Mais le sommet de cette alliance entre le trône et l’autel se joue à Rome. En 799, le pape Léon III, agressé et humilié par des ennemis, trouve refuge auprès de Charlemagne. Le roi le raccompagne à Rome, restaure son autorité, puis reçoit de lui la couronne impériale, le jour de Noël de l’an 800, à Saint-Pierre. Le pape n’a pas seulement sacré un roi : il a reconnu un serviteur de Dieu chargé de protéger l’Église.

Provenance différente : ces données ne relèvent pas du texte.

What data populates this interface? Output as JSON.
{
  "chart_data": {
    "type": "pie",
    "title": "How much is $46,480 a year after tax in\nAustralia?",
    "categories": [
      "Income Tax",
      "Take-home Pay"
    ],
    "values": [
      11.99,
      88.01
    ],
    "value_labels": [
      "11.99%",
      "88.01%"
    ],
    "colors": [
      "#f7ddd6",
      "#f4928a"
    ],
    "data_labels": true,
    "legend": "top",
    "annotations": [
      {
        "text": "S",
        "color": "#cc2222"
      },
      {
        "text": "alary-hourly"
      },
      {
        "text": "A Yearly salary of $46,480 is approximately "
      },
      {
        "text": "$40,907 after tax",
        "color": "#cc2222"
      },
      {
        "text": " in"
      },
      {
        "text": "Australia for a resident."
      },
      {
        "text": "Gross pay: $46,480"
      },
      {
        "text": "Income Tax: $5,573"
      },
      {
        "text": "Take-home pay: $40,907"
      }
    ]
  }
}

Pour sceller cette mission, Charlemagne fait d’Aix-La-Chapelle un sanctuaire. Dans sa capitale, il érige une chapelle consacrée en 805 par le pape lui-même. Charlemagne y assistera quotidiennement à la messe. Ainsi était l’empire : prier avant de juger, enseigner avant de gouverner.
Comme le note l’Admonitio generalis, tout doit être corrigé et amendé pour que l’on serve Dieu d’un même cœur. Ce principe, Charlemagne l’applique à la société entière. Et nous, dans notre manière de gouverner nos familles, nos travaux, nos cités, cherchons-nous d’abord à imposer notre volonté ou à orienter nos décisions sous le regard de Dieu ?
Mémoire et sainteté
L’histoire ne s’arrête pas aux chroniques officielles : elle se grave aussi dans la mémoire des peuples. Autour de Charlemagne s’est tissé un imaginaire épique où l’Église et la chevalerie marchent ensemble. Dans la Chanson de Roland, on rapporte même qu’au siège de Mirambel, ce ne fut pas à Charlemagne que les Sarrasins se rendirent, mais à la Vierge Marie, reine du Ciel, par l’intercession de l’évêque Turpin. Ce récit révèle l’essentiel : la victoire ne vient pas des épées mais de la Providence.
C’est d’ailleurs ainsi que l’Occident a retenu Charlemagne : non pas seulement comme un conquérant, mais comme un roi saint. En 1165, à Aix-la-Chapelle, l’antipape Pascal III procède à sa canonisation, soutenu par Frédéric Barberousse. Si Rome n’a jamais confirmé ce culte, il est resté vivant en Germanie et en Alsace, où Charlemagne est encore honoré comme bienheureux. L’image demeure : un roi couronné non seulement d’or, mais d’auréole.
Ainsi, Charlemagne a uni l’épée et l’autel, le droit et la prière, l’histoire et la légende. Sa vie, qu’elle soit rapportée par Einhard ou chantée par les bardes, témoigne d’une seule vérité : la monarchie n’est grande que lorsqu’elle se fait servante de Dieu. De ses campagnes aux rives de la Weser jusqu’à la coupole d’Aix, Charlemagne a montré ce que signifie gouverner en serviteur de Dieu. Apôtre du baptême, législateur de la foi, roi honoré comme saint, il demeure pour nous une question vivante : et nous, que faisons-nous de notre pays ? Dans nos prières, rendons la France à Dieu, il saura mieux que nous s’en servir.